We also want to review the payment system to support end-of-life care, including exploring options for per patient funding. The funding has to be right to provide the incentives to commissioners to purchase the care that we want to see. We have set up an independent palliative care funding review to look at the matter, as mentioned by my hon. Friend the Member for Great Yarmouth. The review, covering both adult and children’s services, has been looking at options to ensure that the funding for palliative care providers is fair and encourages the development of community-based services. As I said, it is important to get the levers and incentives in the right place. We hope to be able to respond formally to the report by the end of the year.

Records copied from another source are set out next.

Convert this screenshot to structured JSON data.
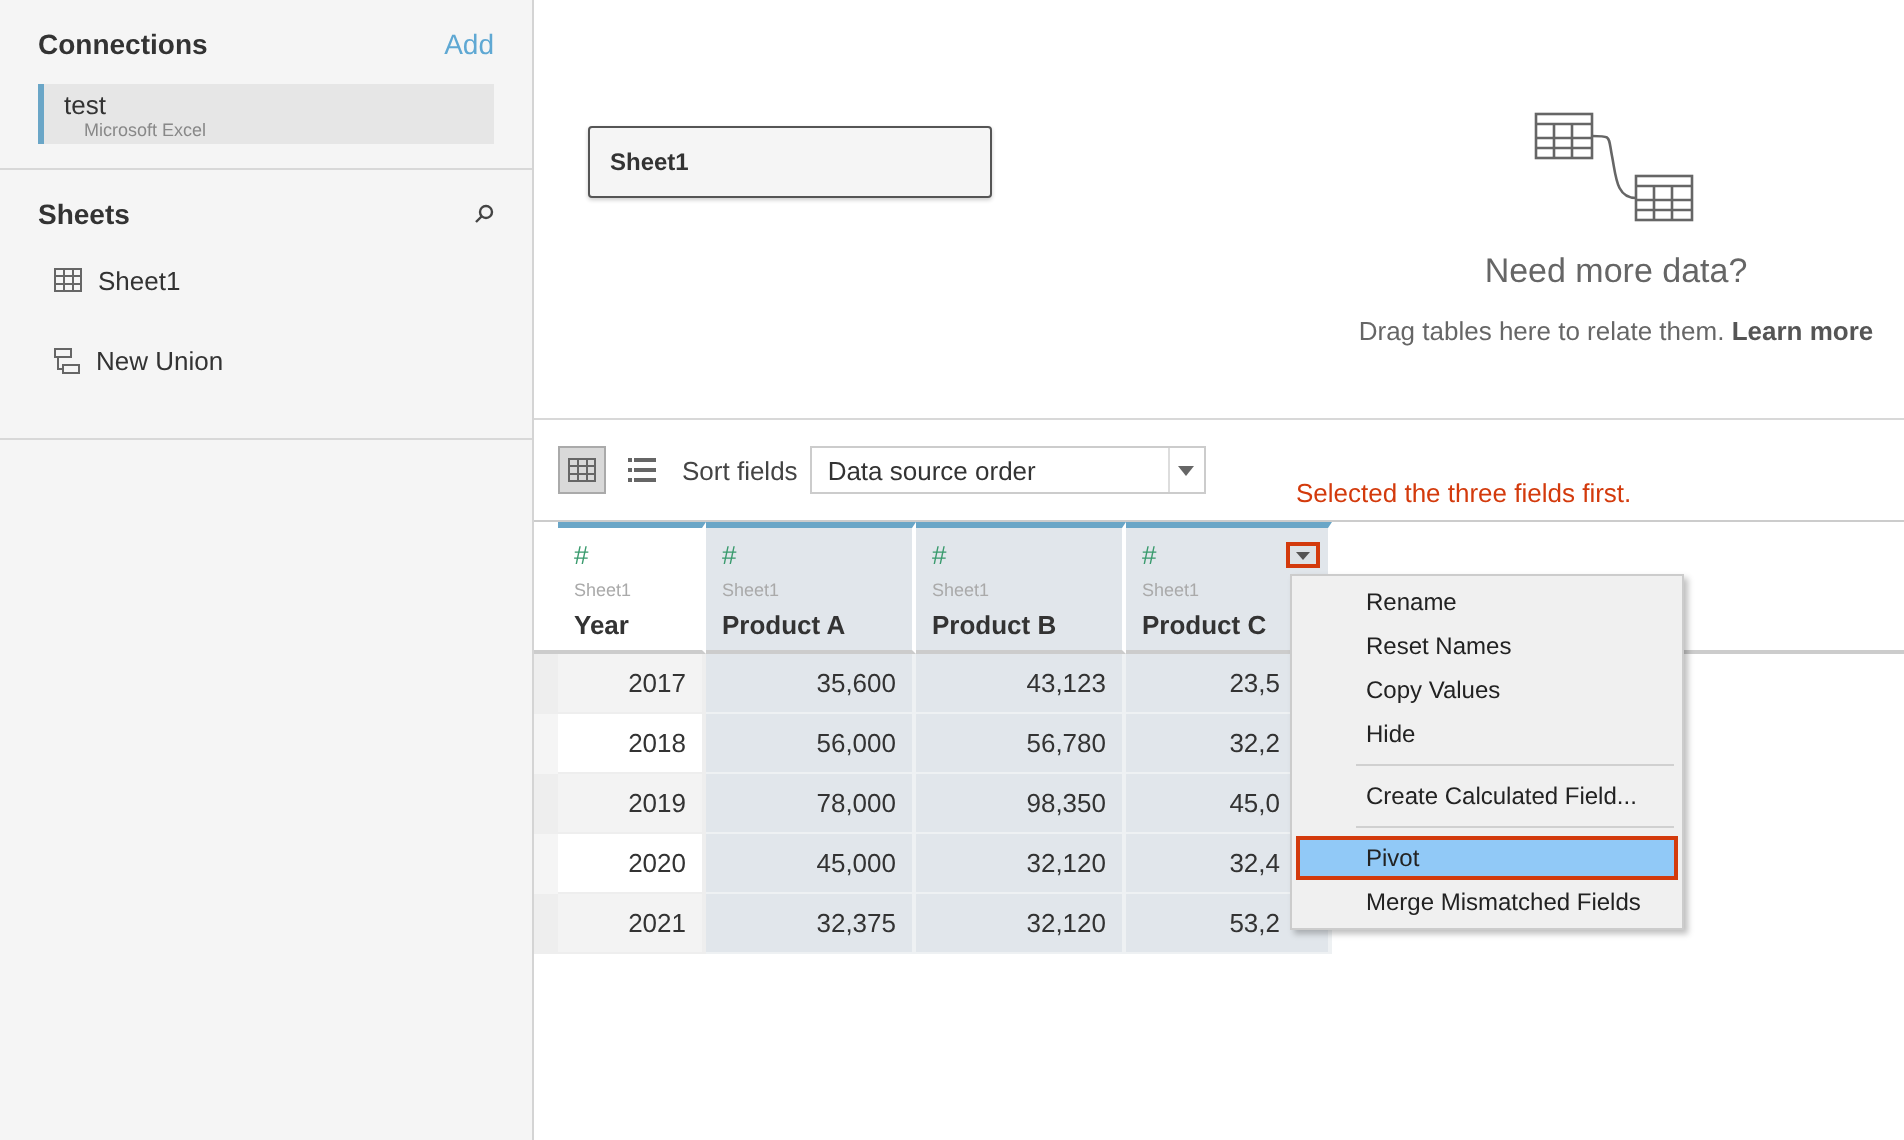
{
  "sidebar": {
    "connections": {
      "title": "Connections",
      "add_link": "Add",
      "items": [
        {
          "name": "test",
          "type": "Microsoft Excel",
          "selected": true
        }
      ]
    },
    "sheets": {
      "title": "Sheets",
      "items": [
        {
          "kind": "table",
          "label": "Sheet1"
        },
        {
          "kind": "union",
          "label": "New Union"
        }
      ]
    }
  },
  "canvas": {
    "tables": [
      "Sheet1"
    ],
    "hint_title": "Need more data?",
    "hint_text": "Drag tables here to relate them.",
    "hint_link": "Learn more"
  },
  "toolbar": {
    "views": [
      {
        "kind": "grid",
        "selected": true
      },
      {
        "kind": "list",
        "selected": false
      }
    ],
    "sort_label": "Sort fields",
    "sort_value": "Data source order"
  },
  "annotation": "Selected the three fields first.",
  "grid": {
    "columns": [
      {
        "type_icon": "#",
        "source": "Sheet1",
        "name": "Year",
        "selected": false
      },
      {
        "type_icon": "#",
        "source": "Sheet1",
        "name": "Product A",
        "selected": true
      },
      {
        "type_icon": "#",
        "source": "Sheet1",
        "name": "Product B",
        "selected": true
      },
      {
        "type_icon": "#",
        "source": "Sheet1",
        "name": "Product C",
        "selected": true,
        "menu_open": true
      }
    ],
    "rows": [
      [
        "2017",
        "35,600",
        "43,123",
        "23,5"
      ],
      [
        "2018",
        "56,000",
        "56,780",
        "32,2"
      ],
      [
        "2019",
        "78,000",
        "98,350",
        "45,0"
      ],
      [
        "2020",
        "45,000",
        "32,120",
        "32,4"
      ],
      [
        "2021",
        "32,375",
        "32,120",
        "53,2"
      ]
    ]
  },
  "context_menu": {
    "groups": [
      [
        {
          "label": "Rename",
          "highlighted": false
        },
        {
          "label": "Reset Names",
          "highlighted": false
        },
        {
          "label": "Copy Values",
          "highlighted": false
        },
        {
          "label": "Hide",
          "highlighted": false
        }
      ],
      [
        {
          "label": "Create Calculated Field...",
          "highlighted": false
        }
      ],
      [
        {
          "label": "Pivot",
          "highlighted": true
        },
        {
          "label": "Merge Mismatched Fields",
          "highlighted": false
        }
      ]
    ]
  }
}
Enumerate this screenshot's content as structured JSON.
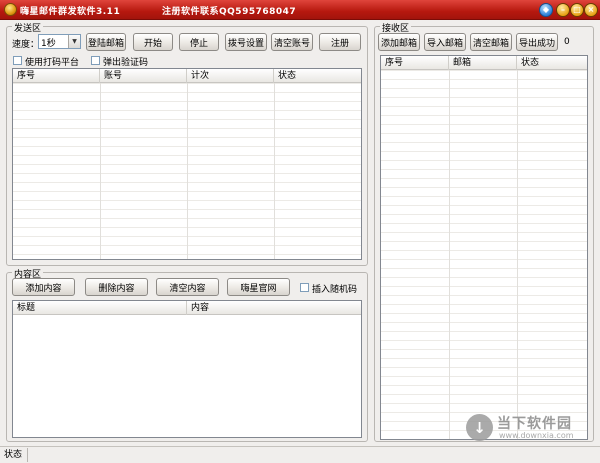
{
  "window": {
    "title": "嗨星邮件群发软件3.11",
    "registration": "注册软件联系QQ595768047",
    "controls": {
      "gem_icon": "gem-icon",
      "minimize_icon": "minimize-icon",
      "maximize_icon": "maximize-icon",
      "close_icon": "close-icon"
    },
    "accent_color": "#b6180f"
  },
  "send_area": {
    "legend": "发送区",
    "speed_label": "速度：",
    "speed_value": "1秒",
    "buttons": {
      "login_mailbox": "登陆邮箱",
      "start": "开始",
      "stop": "停止",
      "dial_settings": "拨号设置",
      "clear_accounts": "清空账号",
      "register": "注册"
    },
    "checkboxes": {
      "use_captcha_platform": "使用打码平台",
      "popup_captcha": "弹出验证码"
    },
    "table": {
      "columns": [
        "序号",
        "账号",
        "计次",
        "状态"
      ],
      "rows": []
    }
  },
  "receive_area": {
    "legend": "接收区",
    "buttons": {
      "add_mailbox": "添加邮箱",
      "import_mailbox": "导入邮箱",
      "clear_mailbox": "清空邮箱",
      "export_success": "导出成功"
    },
    "count": "0",
    "table": {
      "columns": [
        "序号",
        "邮箱",
        "状态"
      ],
      "rows": []
    }
  },
  "content_area": {
    "legend": "内容区",
    "buttons": {
      "add_content": "添加内容",
      "delete_content": "删除内容",
      "clear_content": "清空内容",
      "official_site": "嗨星官网"
    },
    "checkbox_random_code": "插入随机码",
    "table": {
      "columns": [
        "标题",
        "内容"
      ],
      "rows": []
    }
  },
  "statusbar": {
    "label": "状态"
  },
  "watermark": {
    "name": "当下软件园",
    "url": "www.downxia.com"
  }
}
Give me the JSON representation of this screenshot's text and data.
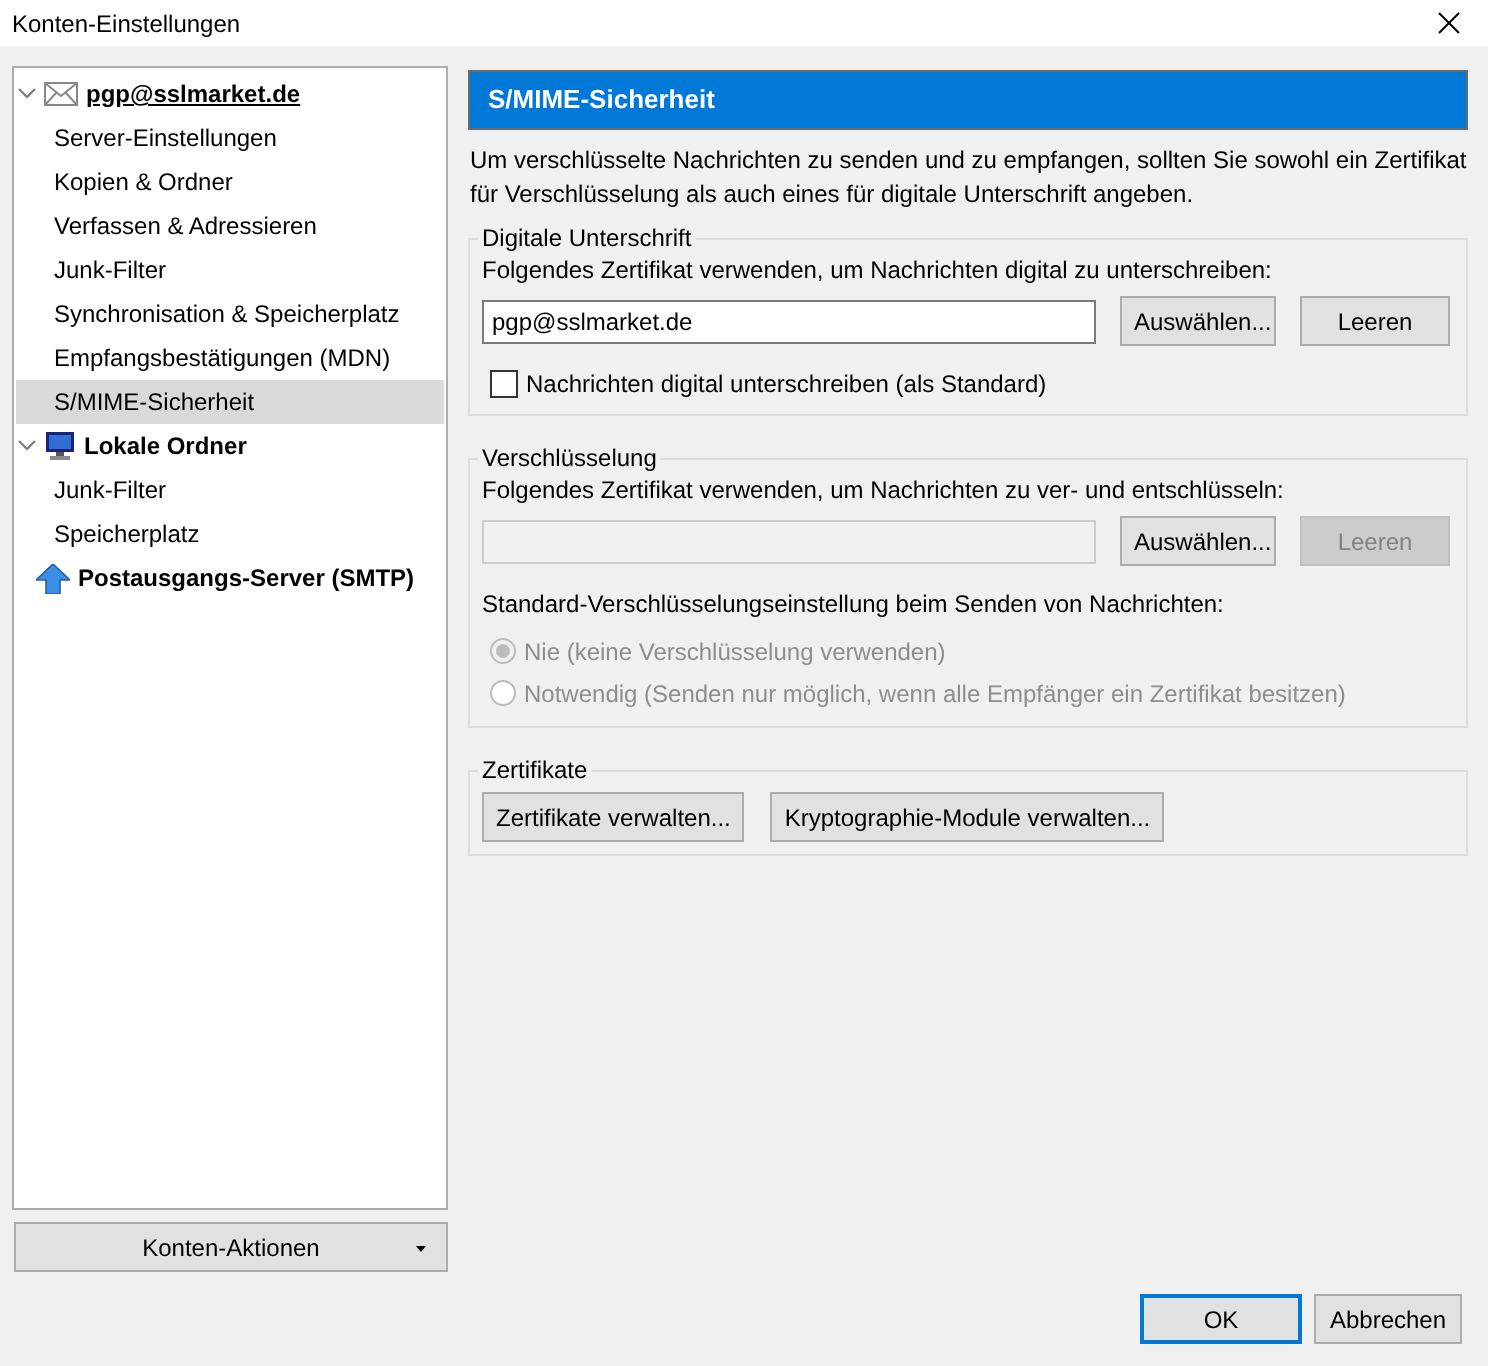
{
  "window": {
    "title": "Konten-Einstellungen"
  },
  "sidebar": {
    "accounts": [
      {
        "kind": "mail",
        "name": "pgp@sslmarket.de",
        "expanded": true,
        "children": [
          {
            "label": "Server-Einstellungen",
            "selected": false
          },
          {
            "label": "Kopien & Ordner",
            "selected": false
          },
          {
            "label": "Verfassen & Adressieren",
            "selected": false
          },
          {
            "label": "Junk-Filter",
            "selected": false
          },
          {
            "label": "Synchronisation & Speicherplatz",
            "selected": false
          },
          {
            "label": "Empfangsbestätigungen (MDN)",
            "selected": false
          },
          {
            "label": "S/MIME-Sicherheit",
            "selected": true
          }
        ]
      },
      {
        "kind": "local",
        "name": "Lokale Ordner",
        "expanded": true,
        "children": [
          {
            "label": "Junk-Filter",
            "selected": false
          },
          {
            "label": "Speicherplatz",
            "selected": false
          }
        ]
      },
      {
        "kind": "smtp",
        "name": "Postausgangs-Server (SMTP)"
      }
    ]
  },
  "account_actions_button": "Konten-Aktionen",
  "panel": {
    "title": "S/MIME-Sicherheit",
    "description": "Um verschlüsselte Nachrichten zu senden und zu empfangen, sollten Sie sowohl ein Zertifikat für Verschlüsselung als auch eines für digitale Unterschrift angeben.",
    "signing": {
      "legend": "Digitale Unterschrift",
      "label": "Folgendes Zertifikat verwenden, um Nachrichten digital zu unterschreiben:",
      "certificate": "pgp@sslmarket.de",
      "field_disabled": false,
      "buttons": [
        {
          "label": "Auswählen...",
          "disabled": false
        },
        {
          "label": "Leeren",
          "disabled": false
        }
      ],
      "checkbox": {
        "label": "Nachrichten digital unterschreiben (als Standard)",
        "checked": false
      }
    },
    "encryption": {
      "legend": "Verschlüsselung",
      "label": "Folgendes Zertifikat verwenden, um Nachrichten zu ver- und entschlüsseln:",
      "field_disabled": true,
      "buttons": [
        {
          "label": "Auswählen...",
          "disabled": false
        },
        {
          "label": "Leeren",
          "disabled": true
        }
      ],
      "policy_label": "Standard-Verschlüsselungseinstellung beim Senden von Nachrichten:",
      "options": [
        {
          "label": "Nie (keine Verschlüsselung verwenden)",
          "selected": true,
          "disabled": true
        },
        {
          "label": "Notwendig (Senden nur möglich, wenn alle Empfänger ein Zertifikat besitzen)",
          "selected": false,
          "disabled": true
        }
      ]
    },
    "certificates": {
      "legend": "Zertifikate",
      "buttons": [
        "Zertifikate verwalten...",
        "Kryptographie-Module verwalten..."
      ]
    }
  },
  "dialog_buttons": [
    {
      "label": "OK",
      "default": true
    },
    {
      "label": "Abbrechen",
      "default": false
    }
  ]
}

Of course, hospices and the important role that they play are in the mix of care facilities that need to be provided. When I worked in this area of nursing there were very few hospices in the country. One cannot talk about end-of-life care without mentioning people such as Colin Murray Parkes who spearheaded the hospice movement. We want to see hospices flourish, develop and continue the expansion of their remit for caring for those with illness other than cancer, and into community-based support for patients, their families and their carers.

Only a comparatively small number of people die in a hospice, but a great many more benefit from their services and expertise in other ways, such as day therapy or hospice at home. My hon. Friend the Member for Great Yarmouth mentioned the £40 million capital grant for hospices, but that an area must have a hospice to get the grant. His point is well made. The one-off grant allowed us to fund 123 projects in 116 hospices, which is quite a far reach. For the longer term, the palliative care funding review will help us move towards a fairer funding system that puts the levers in the right place.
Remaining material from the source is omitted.